SkillHub

mm-easy-voice

v1.0.2

Simple text-to-speech skill using MiniMax Voice API. Converts text to audio with customizable voice selection. Use for generating speech audio from text.

Sourced from ClawHub, Authored by Haolan He

Installation

Please help me install the skill `mm-easy-voice` from SkillHub official store. npx skills add BLUE-coconut/mm-easy-voice

MiniMax Easy Voice

Simple text-to-speech skill powered by MiniMax Voice API. Converts any text into natural-sounding audio with customizable voice selection.

Usage

[Step 1] Preparation

IMPORTANT: Before using this skill, always verify the environment:

python check_environment.py

If API key is not set:

export MINIMAX_VOICE_API_KEY="your-api-key-here"

Requirements: - Python 3.8+ - MINIMAX_VOICE_API_KEY environment variable (required) - FFmpeg (optional, for audio merging/conversion)

[Step 2] Generate speech audio from text

Convert any text to speech in one command:

# Default voice (male-qn-qingse)
python mmvoice.py tts "Hello, this is a test." -o test.mp3

# Chinese text
python mmvoice.py tts "你好,这是一个测试。

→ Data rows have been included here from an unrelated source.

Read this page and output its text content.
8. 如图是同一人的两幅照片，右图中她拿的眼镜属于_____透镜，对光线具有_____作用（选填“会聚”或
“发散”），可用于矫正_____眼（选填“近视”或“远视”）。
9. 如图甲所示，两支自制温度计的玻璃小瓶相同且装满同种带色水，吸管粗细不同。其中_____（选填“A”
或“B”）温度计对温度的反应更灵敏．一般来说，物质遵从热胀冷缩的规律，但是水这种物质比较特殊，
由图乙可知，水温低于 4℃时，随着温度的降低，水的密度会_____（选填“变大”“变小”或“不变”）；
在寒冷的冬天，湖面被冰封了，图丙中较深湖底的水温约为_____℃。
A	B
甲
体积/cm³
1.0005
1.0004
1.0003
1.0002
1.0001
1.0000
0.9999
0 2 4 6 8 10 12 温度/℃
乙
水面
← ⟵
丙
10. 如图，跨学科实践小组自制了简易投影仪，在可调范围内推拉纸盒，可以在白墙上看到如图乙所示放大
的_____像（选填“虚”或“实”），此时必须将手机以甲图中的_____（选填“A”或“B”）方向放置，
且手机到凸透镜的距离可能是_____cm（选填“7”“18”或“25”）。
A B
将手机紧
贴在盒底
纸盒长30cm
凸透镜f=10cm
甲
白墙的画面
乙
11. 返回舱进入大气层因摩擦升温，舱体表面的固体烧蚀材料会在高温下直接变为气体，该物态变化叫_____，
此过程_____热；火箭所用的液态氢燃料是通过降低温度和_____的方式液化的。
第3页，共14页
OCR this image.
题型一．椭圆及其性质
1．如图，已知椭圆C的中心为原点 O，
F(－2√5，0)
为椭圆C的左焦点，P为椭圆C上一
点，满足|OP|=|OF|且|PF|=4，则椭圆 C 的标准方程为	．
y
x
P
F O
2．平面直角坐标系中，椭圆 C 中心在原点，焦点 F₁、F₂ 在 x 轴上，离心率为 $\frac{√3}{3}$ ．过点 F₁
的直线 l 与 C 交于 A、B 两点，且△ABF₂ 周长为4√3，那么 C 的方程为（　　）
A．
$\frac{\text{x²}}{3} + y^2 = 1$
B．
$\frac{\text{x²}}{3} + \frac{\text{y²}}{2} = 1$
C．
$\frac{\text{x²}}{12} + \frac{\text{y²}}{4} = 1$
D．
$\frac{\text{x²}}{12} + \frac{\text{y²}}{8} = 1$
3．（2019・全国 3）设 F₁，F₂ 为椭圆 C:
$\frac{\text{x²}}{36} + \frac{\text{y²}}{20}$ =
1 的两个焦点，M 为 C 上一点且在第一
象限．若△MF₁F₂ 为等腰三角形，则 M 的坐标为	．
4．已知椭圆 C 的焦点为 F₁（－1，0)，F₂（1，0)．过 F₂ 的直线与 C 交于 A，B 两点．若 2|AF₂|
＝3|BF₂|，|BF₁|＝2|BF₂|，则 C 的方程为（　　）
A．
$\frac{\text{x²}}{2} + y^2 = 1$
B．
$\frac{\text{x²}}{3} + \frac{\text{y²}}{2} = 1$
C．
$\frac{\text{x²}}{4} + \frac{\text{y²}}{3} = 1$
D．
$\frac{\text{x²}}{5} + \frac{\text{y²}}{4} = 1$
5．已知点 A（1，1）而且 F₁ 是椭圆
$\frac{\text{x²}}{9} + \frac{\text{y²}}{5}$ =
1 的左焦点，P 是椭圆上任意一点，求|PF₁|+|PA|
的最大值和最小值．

" -o test_cn.mp3

# Specify a different voice by "-v voice_id"
python mmvoice.py tts "Hello world" -v female-shaonv -o hello.mp3

# Specify output path
python mmvoice.py tts "Your text" -o /path/to/output.mp3

Required parameters: - text: The text you want to convert to speech - -o OUTPUT: Output audio file path (required)

Optional parameters: - -v VOICE_ID: Voice to use (default: male-qn-qingse)

Usage Details

Text length limits: - Up to 10,000 characters per request - For longer text, split into multiple requests and merge later

Pause insertion: Use <#x#> where x = pause duration in seconds - Example: "Hello<#1.5#>world" = 1.5 second pause between words - Range: 0.01 to 99.99 seconds

Emotion matching: speech-2.8 models automatically match emotions to your text content

Voice Selection

Choose the right voice for your content by consulting the voice catalog:

# List all available voices
python mmvoice.py list-voices

Voice catalog: reference/voice_catalog.md

Contains: - All available system voices (male, female) - Voice characteristics and recommended use cases - How to select the right voice for your content

Advanced Options

Voice Management

List available voices:

python mmvoice.py list-voices

Clone a voice from audio sample:

python mmvoice.py clone audio_file.mp3 --voice-id my-custom-voice

Design a voice from description:

python mmvoice.py design "A warm, gentle female voice" --voice-id designed-voice

Audio Processing

Merge multiple audio files:

python mmvoice.py merge file1.mp3 file2.mp3 file3.mp3 -o combined.mp3

Convert audio format:

python mmvoice.py convert input.wav -o output.mp3 --format mp3

Reference Documents

Open these when needed for more details:

Document When to Use
reference/voice_catalog.md Choosing a voice_id
reference/getting-started.md Environment setup
reference/audio-guide.md Audio processing
reference/voice-guide.md Voice cloning and design
reference/troubleshooting.md Common issues and solutions

Troubleshooting

Common issues:

  1. API key not set: Run export MINIMAX_VOICE_API_KEY="your-key"
  2. FFmpeg missing: Install with brew install ffmpeg (macOS) or sudo apt install ffmpeg (Ubuntu)
  3. Voice not found: Use python mmvoice.py list-voices to see available voices

Run environment check:

python check_environment.py

See reference/troubleshooting.md for more solutions.